Now while this may sound pretty easily comprehended, I add that you most likely shouldn't use any sort of tool to force the blender ingredients into a rapidly rotating steel blade. I knew of a chap named P. Money who found himself trying to make pear puree for use in a food dehydrator--a fruit leather project. When the pear chunks insisted on floating above the blades, P. Money decided he was going to need to step in and convince those floaters otherwise. Now, as a gangster, P. Money was used to the adage that a 'big stick' is always best. Unfortunately as a married man he had abandoned his billy club and the only remaining wooden object in the home was one of his wife's best wooden spoons. Of course that would do. 'Ideal' he thought. So there it went, down went the pears, down went the spoon, and then up went the pears and up went the spoon--both in equally small pieces. The entire pear mix had to be abandoned due to wooden splinters throughout and P. Money had to admit the sorry events to his wife and note a lesson duly learned.


2. Cold water and hot glass should never find themselves together.


We knew another gentlemen who went by the name of Trick Mitchell (we know a lot of thugs). He got a little hasty after making a loaf of bread. The story still makes me cry that he had shown such patience in making the bread and then lost his patience in the home stretch. He pulled the glass bread pan out of the oven and flipped it to get out the loaf . . . nothing. The bread seemed insistent on staying inside the pan. Then Mr. Trick seemed to remember something about cold water shrinking warm objects -- so he tried it. As with P. Money, Mr. Trick lost the entire loaf to glass shards. His wife's beautiful glass pan exploded as soon as the water hit it and Mr. Trick had quite the mess to pick up--including his pride--from off the floor.


3. Never preheat a pan with nothing in it . . . and definately don't forget about the pan after doing so.


Another of our friends named, um . . . uh . . . what was his name again Lindsay? Patrick? I didn't remember that, that's the same name as me. Huh. Well, so we had nother friend named Patrick who thought that when a skillet recipe asked him to preheat the skillet it meant to do so empty. Then he forgot about the pan. When he finally remembered he flew to the oven and yanked the skillet right off . . . and the burner came along with it. The discovered damage was that the pan had gotten so hot the bottom began to melt and the burner started to come up into the pan.
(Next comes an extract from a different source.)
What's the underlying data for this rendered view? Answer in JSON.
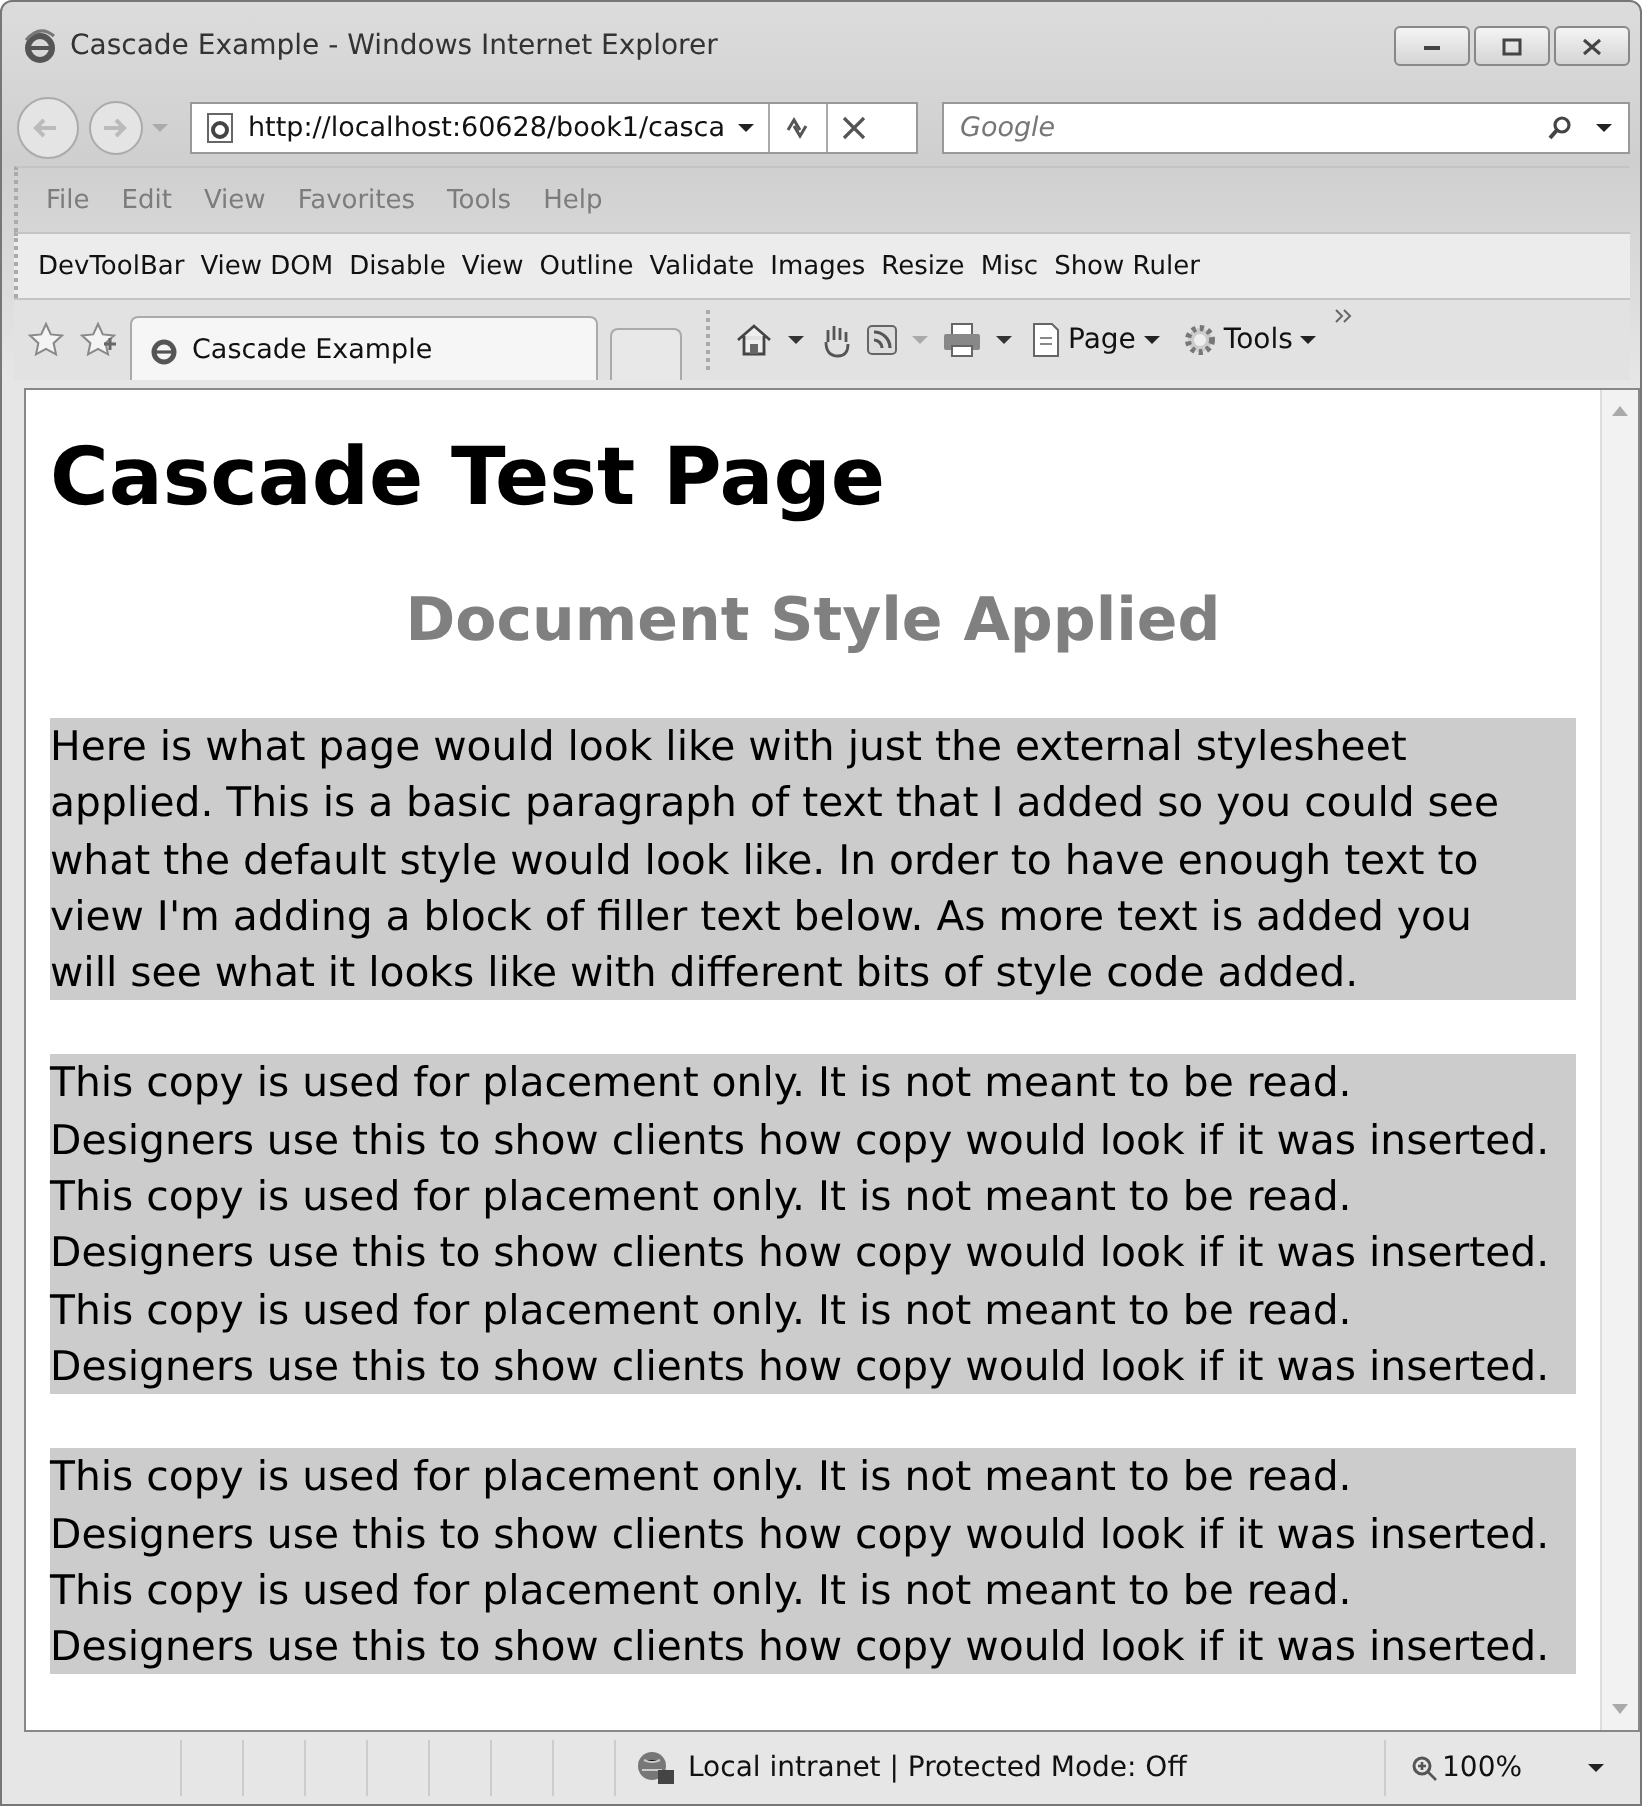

Inside, the previously teflon coated sides were now stainless steel and though he remembered preheating it empty, there was a dark powder all over the inside. Finally, the red outside of the skillet was now black and the formerly stainless steel lid was now a yellowish-gold color. It a was a crazy sight and I felt bad for him, but he learned his lesson.
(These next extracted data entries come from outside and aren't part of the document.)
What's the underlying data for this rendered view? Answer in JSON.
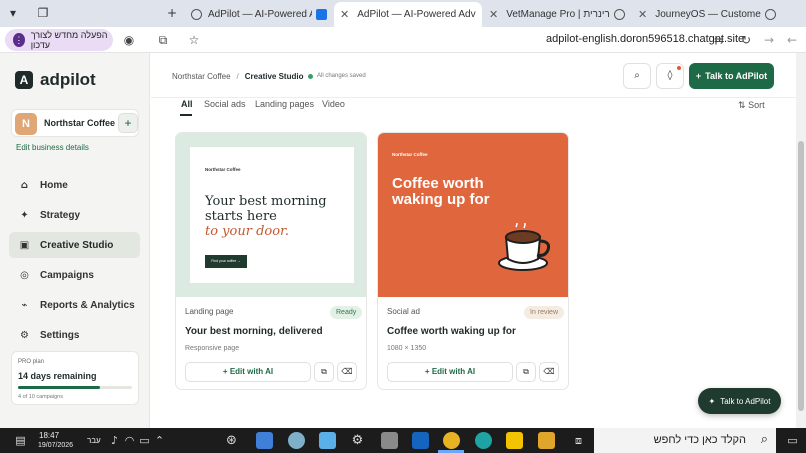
{
  "browser": {
    "tabs": [
      {
        "title": "AdPilot — AI-Powered Advertis",
        "active": false
      },
      {
        "title": "AdPilot — AI-Powered Advertis",
        "active": true
      },
      {
        "title": "VetManage Pro | פאה וטרינרית",
        "active": false
      },
      {
        "title": "JourneyOS — Customer Journey",
        "active": false
      }
    ],
    "reload_chip": "הפעלה מחדש לצורך עדכון",
    "url": "adpilot-english.doron596518.chatgpt.site"
  },
  "sidebar": {
    "logo": "adpilot",
    "logo_mark": "A",
    "business_initial": "N",
    "business_name": "Northstar Coffee",
    "edit_business": "Edit business details",
    "nav": [
      {
        "label": "Home",
        "icon": "home-icon",
        "active": false
      },
      {
        "label": "Strategy",
        "icon": "sparkle-icon",
        "active": false
      },
      {
        "label": "Creative Studio",
        "icon": "image-icon",
        "active": true
      },
      {
        "label": "Campaigns",
        "icon": "target-icon",
        "active": false
      },
      {
        "label": "Reports & Analytics",
        "icon": "chart-icon",
        "active": false
      },
      {
        "label": "Settings",
        "icon": "gear-icon",
        "active": false
      }
    ],
    "plan": {
      "label": "PRO plan",
      "days": "14 days remaining",
      "progress": 0.72,
      "count": "4 of 10 campaigns"
    }
  },
  "header": {
    "breadcrumb_root": "Northstar Coffee",
    "breadcrumb_current": "Creative Studio",
    "saved": "All changes saved",
    "talk_button": "Talk to AdPilot"
  },
  "filters": {
    "tabs": [
      "All",
      "Social ads",
      "Landing pages",
      "Video"
    ],
    "sort": "Sort"
  },
  "cards": [
    {
      "type": "Landing page",
      "status": "Ready",
      "title": "Your best morning, delivered",
      "subtitle": "Responsive page",
      "edit_label": "Edit with AI",
      "preview": {
        "brand": "Northstar Coffee",
        "headline_1": "Your best morning",
        "headline_2": "starts here",
        "headline_3": "to your door.",
        "cta": "Find your coffee →",
        "bg": "#dcebe1"
      }
    },
    {
      "type": "Social ad",
      "status": "In review",
      "title": "Coffee worth waking up for",
      "subtitle": "1080 × 1350",
      "edit_label": "Edit with AI",
      "preview": {
        "brand": "Northstar Coffee",
        "headline_1": "Coffee worth",
        "headline_2": "waking up for",
        "bg": "#e0663e"
      }
    }
  ],
  "floating_talk": "Talk to AdPilot",
  "taskbar": {
    "time": "18:47",
    "date": "19/07/2026",
    "lang": "עבר",
    "search_placeholder": "הקלד כאן כדי לחפש"
  }
}
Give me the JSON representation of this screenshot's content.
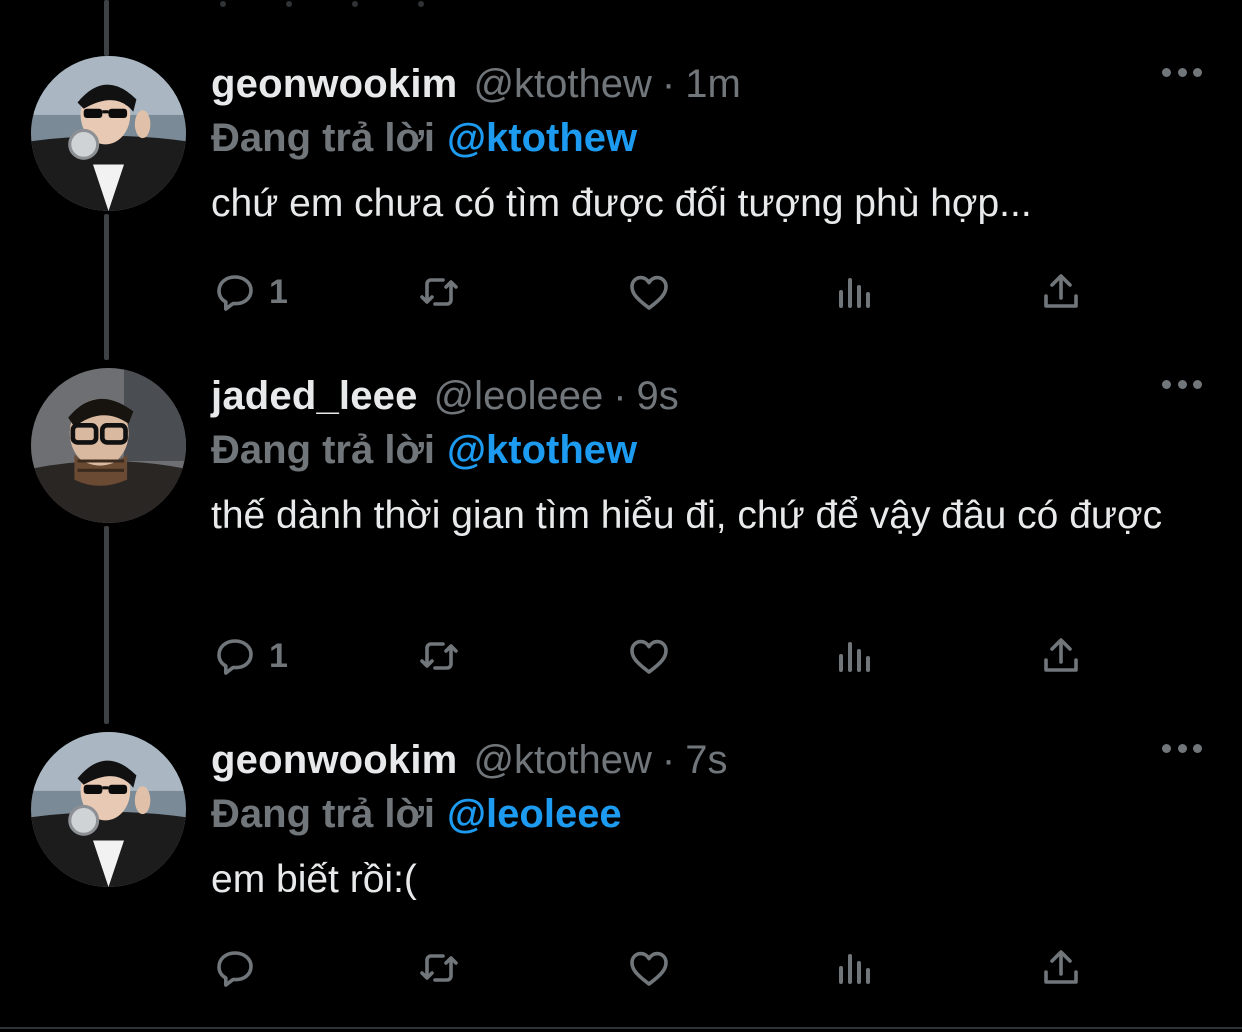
{
  "colors": {
    "background": "#000000",
    "text_primary": "#e7e9ea",
    "text_secondary": "#71767b",
    "accent": "#1d9bf0",
    "thread_line": "#3e4144"
  },
  "tweets": [
    {
      "display_name": "geonwookim",
      "handle": "@ktothew",
      "separator": "·",
      "time": "1m",
      "reply_label": "Đang trả lời",
      "reply_to": "@ktothew",
      "text": "chứ em chưa có tìm được đối tượng phù hợp...",
      "reply_count": "1",
      "avatar_icon": "user-avatar-photo-sunglasses"
    },
    {
      "display_name": "jaded_leee",
      "handle": "@leoleee",
      "separator": "·",
      "time": "9s",
      "reply_label": "Đang trả lời",
      "reply_to": "@ktothew",
      "text": "thế dành thời gian tìm hiểu đi, chứ để vậy đâu có được",
      "reply_count": "1",
      "avatar_icon": "user-avatar-photo-glasses"
    },
    {
      "display_name": "geonwookim",
      "handle": "@ktothew",
      "separator": "·",
      "time": "7s",
      "reply_label": "Đang trả lời",
      "reply_to": "@leoleee",
      "text": "em biết rồi:(",
      "reply_count": "",
      "avatar_icon": "user-avatar-photo-sunglasses"
    }
  ],
  "action_icons": [
    "reply-icon",
    "retweet-icon",
    "like-icon",
    "views-icon",
    "share-icon"
  ]
}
4. Even if you do put something in a pan, don't forget about it!


The same sort of thing happened to our friend P. Diddy when he boiled water but forgot about it. The pan isn't with the family anymore. Enough said.


5. Even if a recipe calls for no flour . . . put flour in it.


I knew an LDS missionary named Elder Mitchell who found a quick and easy brownie recipe. It called for butter, sugar, some baking powder, cocoa, eggs, oil, and time. The result was a thin, black, brick like object that never did come out of the pan afterwards. Later another missionary told him about the flour thing.


Well, that's all my wisdom for today. I've seen a lot of crazy things in my time and have felt sorry for each of these guys. Maybe I'll give some more advice later, but let this all sink in first. Happy cooking! Safely of course.

1 comment:

  1. I remember #3. I believe we have (or um, HAD) matching pans.